- Born: 1952 (age 73–74) Winnipeg, Manitoba, Canada
- Police career
- Country: 34 years
- Department: Winnipeg Police Service
- Service years: 1973–2007
- Rank: Chief of Police

= Jack Ewatski =

Jack Ewatski was the chief of the Winnipeg Police Service in Winnipeg, Manitoba from 1998 to 2007. He was also the president of the Canadian Association of Chiefs of Police. Ewatski was the first non-anglo chief of the force.

==Early years==
Born in Winnipeg to a Ukrainian father and Polish mother, Ewatski attended Holy Ghost School and St. Paul's High School and joined the police force after a stint as a TV cameraman.

==Policing career==
Ewatski worked up the ranks from Constable, to Detective, then deputy chief and finally as chief of the Winnipeg Police Service.

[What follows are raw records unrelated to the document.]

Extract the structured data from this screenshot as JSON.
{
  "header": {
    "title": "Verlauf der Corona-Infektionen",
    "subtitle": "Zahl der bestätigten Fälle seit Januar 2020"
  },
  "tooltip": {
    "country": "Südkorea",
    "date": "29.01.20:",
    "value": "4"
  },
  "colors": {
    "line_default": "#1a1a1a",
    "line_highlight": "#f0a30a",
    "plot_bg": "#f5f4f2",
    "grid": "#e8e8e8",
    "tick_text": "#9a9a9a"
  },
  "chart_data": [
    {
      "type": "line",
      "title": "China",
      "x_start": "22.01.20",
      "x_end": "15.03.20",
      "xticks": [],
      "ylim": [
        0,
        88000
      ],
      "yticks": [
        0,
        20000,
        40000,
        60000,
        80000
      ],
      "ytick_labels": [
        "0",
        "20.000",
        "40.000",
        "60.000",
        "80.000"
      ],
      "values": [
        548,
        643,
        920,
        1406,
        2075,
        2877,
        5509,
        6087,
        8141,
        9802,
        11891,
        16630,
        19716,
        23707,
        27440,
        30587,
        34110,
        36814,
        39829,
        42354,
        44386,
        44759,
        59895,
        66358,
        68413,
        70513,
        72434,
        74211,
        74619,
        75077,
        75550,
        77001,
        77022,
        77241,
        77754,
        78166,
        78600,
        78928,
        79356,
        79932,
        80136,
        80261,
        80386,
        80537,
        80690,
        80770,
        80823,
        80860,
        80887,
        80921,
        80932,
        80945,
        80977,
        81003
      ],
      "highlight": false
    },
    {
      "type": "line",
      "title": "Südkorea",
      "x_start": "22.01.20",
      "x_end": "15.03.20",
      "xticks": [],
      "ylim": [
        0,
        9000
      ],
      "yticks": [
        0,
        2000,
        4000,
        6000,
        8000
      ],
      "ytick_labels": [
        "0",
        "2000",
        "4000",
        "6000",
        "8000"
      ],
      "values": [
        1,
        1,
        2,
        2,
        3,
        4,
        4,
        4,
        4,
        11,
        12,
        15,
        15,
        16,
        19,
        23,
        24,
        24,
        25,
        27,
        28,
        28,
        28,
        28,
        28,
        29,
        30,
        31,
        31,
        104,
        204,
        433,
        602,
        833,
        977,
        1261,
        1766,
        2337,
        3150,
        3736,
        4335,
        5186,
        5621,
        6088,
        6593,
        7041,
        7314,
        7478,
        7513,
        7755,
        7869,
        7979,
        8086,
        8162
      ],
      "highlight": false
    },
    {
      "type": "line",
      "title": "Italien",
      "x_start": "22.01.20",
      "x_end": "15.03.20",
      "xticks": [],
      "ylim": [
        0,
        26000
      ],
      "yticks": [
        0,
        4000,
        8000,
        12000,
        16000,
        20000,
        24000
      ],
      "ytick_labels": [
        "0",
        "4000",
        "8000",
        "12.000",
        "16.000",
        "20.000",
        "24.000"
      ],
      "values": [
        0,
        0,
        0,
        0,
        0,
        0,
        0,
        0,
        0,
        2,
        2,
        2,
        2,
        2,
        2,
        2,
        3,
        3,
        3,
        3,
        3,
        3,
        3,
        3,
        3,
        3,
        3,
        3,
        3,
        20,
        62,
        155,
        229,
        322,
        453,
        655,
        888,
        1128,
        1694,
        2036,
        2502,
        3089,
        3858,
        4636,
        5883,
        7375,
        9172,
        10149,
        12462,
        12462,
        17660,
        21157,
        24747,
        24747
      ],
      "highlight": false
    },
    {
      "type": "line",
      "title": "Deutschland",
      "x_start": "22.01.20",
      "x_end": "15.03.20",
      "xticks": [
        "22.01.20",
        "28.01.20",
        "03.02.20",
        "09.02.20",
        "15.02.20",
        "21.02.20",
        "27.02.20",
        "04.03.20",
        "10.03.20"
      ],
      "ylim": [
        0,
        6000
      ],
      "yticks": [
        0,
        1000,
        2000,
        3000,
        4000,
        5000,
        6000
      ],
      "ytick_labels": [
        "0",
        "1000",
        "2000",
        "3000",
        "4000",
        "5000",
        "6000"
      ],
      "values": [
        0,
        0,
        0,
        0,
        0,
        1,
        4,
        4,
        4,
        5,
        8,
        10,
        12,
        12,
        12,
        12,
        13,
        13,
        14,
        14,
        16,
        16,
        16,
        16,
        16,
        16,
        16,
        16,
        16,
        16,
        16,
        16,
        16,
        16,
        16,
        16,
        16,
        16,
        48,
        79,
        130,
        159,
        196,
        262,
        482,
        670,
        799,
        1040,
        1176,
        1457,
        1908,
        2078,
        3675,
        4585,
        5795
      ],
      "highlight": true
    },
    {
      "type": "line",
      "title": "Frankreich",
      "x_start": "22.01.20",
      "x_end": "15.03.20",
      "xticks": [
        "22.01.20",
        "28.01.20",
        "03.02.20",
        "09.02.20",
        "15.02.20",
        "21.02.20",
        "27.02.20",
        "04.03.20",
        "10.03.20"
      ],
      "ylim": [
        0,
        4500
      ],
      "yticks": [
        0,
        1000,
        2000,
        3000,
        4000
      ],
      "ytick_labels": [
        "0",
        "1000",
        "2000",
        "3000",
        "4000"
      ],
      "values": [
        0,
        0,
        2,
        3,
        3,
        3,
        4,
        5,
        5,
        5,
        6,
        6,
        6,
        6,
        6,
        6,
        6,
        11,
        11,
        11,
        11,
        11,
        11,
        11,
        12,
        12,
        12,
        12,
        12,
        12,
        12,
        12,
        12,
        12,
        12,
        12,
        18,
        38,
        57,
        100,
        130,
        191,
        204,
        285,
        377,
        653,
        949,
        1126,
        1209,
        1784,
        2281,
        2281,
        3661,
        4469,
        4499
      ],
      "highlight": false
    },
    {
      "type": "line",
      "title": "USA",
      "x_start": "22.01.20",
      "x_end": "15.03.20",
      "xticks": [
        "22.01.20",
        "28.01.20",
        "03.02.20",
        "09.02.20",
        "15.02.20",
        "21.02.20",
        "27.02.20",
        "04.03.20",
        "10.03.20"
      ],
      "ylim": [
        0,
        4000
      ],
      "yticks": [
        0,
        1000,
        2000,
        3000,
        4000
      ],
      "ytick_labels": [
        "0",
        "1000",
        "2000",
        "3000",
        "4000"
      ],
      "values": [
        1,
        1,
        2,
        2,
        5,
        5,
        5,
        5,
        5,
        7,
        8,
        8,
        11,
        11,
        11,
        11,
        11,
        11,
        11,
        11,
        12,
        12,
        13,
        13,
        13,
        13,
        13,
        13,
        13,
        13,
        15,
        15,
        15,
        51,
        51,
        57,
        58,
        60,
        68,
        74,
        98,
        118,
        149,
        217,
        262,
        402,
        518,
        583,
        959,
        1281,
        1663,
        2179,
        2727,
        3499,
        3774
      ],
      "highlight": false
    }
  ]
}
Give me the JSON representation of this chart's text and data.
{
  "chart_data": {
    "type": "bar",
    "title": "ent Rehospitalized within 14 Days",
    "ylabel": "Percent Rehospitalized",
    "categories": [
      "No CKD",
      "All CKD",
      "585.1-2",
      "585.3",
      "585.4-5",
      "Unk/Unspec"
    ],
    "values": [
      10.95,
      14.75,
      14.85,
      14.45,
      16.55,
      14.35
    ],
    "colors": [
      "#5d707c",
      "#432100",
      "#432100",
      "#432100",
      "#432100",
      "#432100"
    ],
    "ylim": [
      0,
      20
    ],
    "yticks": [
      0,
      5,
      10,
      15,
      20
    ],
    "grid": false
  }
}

Ewatski announced his plans to retire in 2007 based on the fact that he has served for 34 years, and has entered a milestone in his life; the age of 55.

After retiring from Winnipeg, Ewatski was appointed deputy police commissioner of the Trinidad and Tobago Police Service in 2010 under commissioner Dwayne Gibbs, formerly of Edmonton Police Service. Ewatski retired from the Trinidad force in 2012.

==Post Policing Retirement==
He has since returned to Winnipeg to work as a public safety consultant with Transonic Group.